Israele, o meglio Netanyahu, ha bisogno di instabilità in Medio Oriente. Non c’è alcuna intenzione di pace. Bibi, e il suo governo, soffrono della sindrome da accerchiamento. Una forma governativa di paranoia della personalità, solo che al posto di un individuo ne soffre un gruppo. Peggio è se quel gruppo governa il Paese.
Dicevo del negoziato. Se Washington e Teheran avessero portato avanti un dialogo e un accordo, Israele non avrebbe avuto l’alibi del rischio nucleare per attaccare l’Iran. Ora Netanyahu ha trovato l’alibi della guerra preventiva. O meglio della legittima difesa preventiva.
Tutto comunque è ancora da provare. L’Aiea, Agenzia Onu per l’energia atomica, ha rilevato che l’Iran ha iniziato l’arricchimento dell’uranio. Da qui a pensare che non si possa mediare, scambiando la rinuncia iraniana al nucleare con vantaggi economici per Teheran come il rientro a pieno titolo nel mercato petrolifero senza alcuna sanzione, c’è un abisso.
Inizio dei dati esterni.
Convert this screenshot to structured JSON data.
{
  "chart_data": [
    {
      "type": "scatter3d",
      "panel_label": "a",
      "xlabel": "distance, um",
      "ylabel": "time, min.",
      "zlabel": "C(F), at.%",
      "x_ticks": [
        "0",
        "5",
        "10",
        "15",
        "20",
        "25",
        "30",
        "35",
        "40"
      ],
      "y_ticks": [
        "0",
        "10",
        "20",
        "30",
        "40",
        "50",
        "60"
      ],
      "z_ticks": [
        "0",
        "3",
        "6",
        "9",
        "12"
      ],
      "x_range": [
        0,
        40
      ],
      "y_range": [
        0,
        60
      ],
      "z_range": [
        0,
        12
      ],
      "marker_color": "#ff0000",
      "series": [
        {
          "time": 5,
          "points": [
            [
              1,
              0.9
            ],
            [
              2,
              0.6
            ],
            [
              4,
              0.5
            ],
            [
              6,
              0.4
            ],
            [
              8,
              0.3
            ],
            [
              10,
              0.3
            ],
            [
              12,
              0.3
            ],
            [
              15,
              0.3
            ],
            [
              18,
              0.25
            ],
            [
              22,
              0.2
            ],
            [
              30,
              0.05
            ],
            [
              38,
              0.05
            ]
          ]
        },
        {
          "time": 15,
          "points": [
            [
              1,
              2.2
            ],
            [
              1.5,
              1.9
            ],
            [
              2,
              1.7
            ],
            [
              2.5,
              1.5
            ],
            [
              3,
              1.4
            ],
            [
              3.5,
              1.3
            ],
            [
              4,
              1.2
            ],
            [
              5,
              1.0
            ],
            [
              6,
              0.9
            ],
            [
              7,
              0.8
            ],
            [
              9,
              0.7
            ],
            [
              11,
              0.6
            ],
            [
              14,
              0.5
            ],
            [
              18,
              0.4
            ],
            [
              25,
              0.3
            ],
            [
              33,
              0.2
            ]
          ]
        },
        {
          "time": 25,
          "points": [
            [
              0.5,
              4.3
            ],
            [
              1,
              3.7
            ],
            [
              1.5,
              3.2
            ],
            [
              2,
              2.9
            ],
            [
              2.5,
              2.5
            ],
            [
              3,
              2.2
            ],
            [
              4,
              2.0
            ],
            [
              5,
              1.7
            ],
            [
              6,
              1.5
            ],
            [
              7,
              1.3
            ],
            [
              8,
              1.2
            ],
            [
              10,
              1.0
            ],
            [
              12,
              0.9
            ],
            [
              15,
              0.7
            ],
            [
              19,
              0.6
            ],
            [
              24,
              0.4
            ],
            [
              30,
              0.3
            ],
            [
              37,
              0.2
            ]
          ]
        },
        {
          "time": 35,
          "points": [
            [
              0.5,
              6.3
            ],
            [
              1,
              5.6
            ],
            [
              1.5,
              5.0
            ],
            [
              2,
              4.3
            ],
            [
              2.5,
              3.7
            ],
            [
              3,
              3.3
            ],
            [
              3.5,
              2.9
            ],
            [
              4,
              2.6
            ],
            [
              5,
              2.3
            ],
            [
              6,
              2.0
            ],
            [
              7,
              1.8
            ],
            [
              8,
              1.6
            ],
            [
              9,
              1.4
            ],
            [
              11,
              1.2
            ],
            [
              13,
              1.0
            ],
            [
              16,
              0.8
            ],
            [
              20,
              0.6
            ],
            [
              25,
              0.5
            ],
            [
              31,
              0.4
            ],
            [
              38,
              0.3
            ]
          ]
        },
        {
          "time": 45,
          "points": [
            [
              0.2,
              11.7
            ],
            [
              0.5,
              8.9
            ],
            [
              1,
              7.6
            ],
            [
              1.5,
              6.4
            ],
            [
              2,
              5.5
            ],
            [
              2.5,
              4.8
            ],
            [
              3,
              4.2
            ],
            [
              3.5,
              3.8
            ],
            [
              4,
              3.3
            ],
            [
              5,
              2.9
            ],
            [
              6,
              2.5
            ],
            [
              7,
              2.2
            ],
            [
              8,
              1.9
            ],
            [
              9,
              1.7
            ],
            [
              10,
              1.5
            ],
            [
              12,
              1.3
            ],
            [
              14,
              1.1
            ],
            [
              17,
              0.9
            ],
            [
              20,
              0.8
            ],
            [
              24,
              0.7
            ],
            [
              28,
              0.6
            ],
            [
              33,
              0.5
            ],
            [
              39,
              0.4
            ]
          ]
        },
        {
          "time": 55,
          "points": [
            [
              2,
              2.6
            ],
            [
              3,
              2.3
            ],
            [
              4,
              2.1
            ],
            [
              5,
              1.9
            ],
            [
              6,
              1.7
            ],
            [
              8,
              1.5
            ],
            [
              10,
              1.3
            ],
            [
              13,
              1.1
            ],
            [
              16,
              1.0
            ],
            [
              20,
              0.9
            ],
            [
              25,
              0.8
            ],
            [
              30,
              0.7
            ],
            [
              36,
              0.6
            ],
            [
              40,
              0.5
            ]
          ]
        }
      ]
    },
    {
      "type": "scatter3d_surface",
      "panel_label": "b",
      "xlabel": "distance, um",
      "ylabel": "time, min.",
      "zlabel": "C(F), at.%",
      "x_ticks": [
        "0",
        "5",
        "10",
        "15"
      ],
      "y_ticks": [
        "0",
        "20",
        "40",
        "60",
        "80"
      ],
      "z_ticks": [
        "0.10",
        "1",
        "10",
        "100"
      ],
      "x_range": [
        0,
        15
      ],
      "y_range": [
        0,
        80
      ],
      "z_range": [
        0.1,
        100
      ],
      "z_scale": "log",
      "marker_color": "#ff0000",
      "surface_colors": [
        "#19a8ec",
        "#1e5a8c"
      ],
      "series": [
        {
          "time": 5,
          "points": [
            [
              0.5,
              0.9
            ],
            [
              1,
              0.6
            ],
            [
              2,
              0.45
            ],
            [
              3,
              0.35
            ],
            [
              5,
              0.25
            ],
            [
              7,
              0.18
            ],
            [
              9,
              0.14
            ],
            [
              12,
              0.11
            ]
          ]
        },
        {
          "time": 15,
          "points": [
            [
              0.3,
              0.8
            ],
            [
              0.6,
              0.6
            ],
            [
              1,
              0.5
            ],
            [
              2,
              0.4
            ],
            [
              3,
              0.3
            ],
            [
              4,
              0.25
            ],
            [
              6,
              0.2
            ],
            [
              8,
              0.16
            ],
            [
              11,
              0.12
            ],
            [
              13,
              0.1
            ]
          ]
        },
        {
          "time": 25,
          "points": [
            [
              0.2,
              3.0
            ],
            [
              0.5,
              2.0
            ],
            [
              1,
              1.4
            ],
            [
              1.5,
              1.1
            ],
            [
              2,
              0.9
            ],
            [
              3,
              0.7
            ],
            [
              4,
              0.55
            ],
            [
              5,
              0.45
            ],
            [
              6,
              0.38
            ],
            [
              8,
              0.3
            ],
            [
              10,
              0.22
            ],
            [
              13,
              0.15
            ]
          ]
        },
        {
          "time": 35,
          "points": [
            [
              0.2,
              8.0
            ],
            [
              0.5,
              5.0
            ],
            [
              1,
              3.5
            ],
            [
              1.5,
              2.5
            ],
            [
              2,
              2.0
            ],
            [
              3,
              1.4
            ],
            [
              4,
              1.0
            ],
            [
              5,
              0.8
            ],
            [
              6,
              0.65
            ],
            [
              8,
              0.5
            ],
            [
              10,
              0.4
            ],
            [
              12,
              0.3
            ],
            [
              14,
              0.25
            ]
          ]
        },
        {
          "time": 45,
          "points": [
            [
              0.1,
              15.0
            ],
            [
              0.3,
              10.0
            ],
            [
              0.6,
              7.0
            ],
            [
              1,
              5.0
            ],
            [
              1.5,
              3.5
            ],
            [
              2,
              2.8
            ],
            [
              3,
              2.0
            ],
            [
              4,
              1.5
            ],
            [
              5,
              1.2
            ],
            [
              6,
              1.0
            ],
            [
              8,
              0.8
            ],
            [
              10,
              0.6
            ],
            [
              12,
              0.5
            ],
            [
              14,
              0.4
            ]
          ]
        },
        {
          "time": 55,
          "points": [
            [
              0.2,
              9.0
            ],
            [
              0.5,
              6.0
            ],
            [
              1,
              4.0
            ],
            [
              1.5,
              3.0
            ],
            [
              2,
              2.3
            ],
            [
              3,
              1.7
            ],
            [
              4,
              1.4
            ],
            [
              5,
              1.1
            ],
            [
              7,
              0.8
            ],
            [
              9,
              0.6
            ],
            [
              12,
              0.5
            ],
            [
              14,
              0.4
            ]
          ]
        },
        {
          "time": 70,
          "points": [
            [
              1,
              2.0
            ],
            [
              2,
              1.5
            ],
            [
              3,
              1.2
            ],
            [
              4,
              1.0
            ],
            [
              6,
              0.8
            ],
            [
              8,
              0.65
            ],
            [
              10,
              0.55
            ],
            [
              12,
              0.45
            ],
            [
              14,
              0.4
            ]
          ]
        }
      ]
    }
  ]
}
Ma il governo israeliano non ha voluto aspettare. La fretta di dare una lezione all’Iran e rimettere in discussione tutti gli equilibri in Medio Oriente era un’opzione troppo appettibile per attendere gli sviluppi della diplomazia. Certo Netanyahu vuole isolare le milizie filo-iraniane nella regione che possono minacciare Israele (Siria, Yemen, Libano meridionale). Questo però non giustifica l’attacco a un altro Stato che mette Israele sullo stesso piano della Russia secondo il diritto internazionale.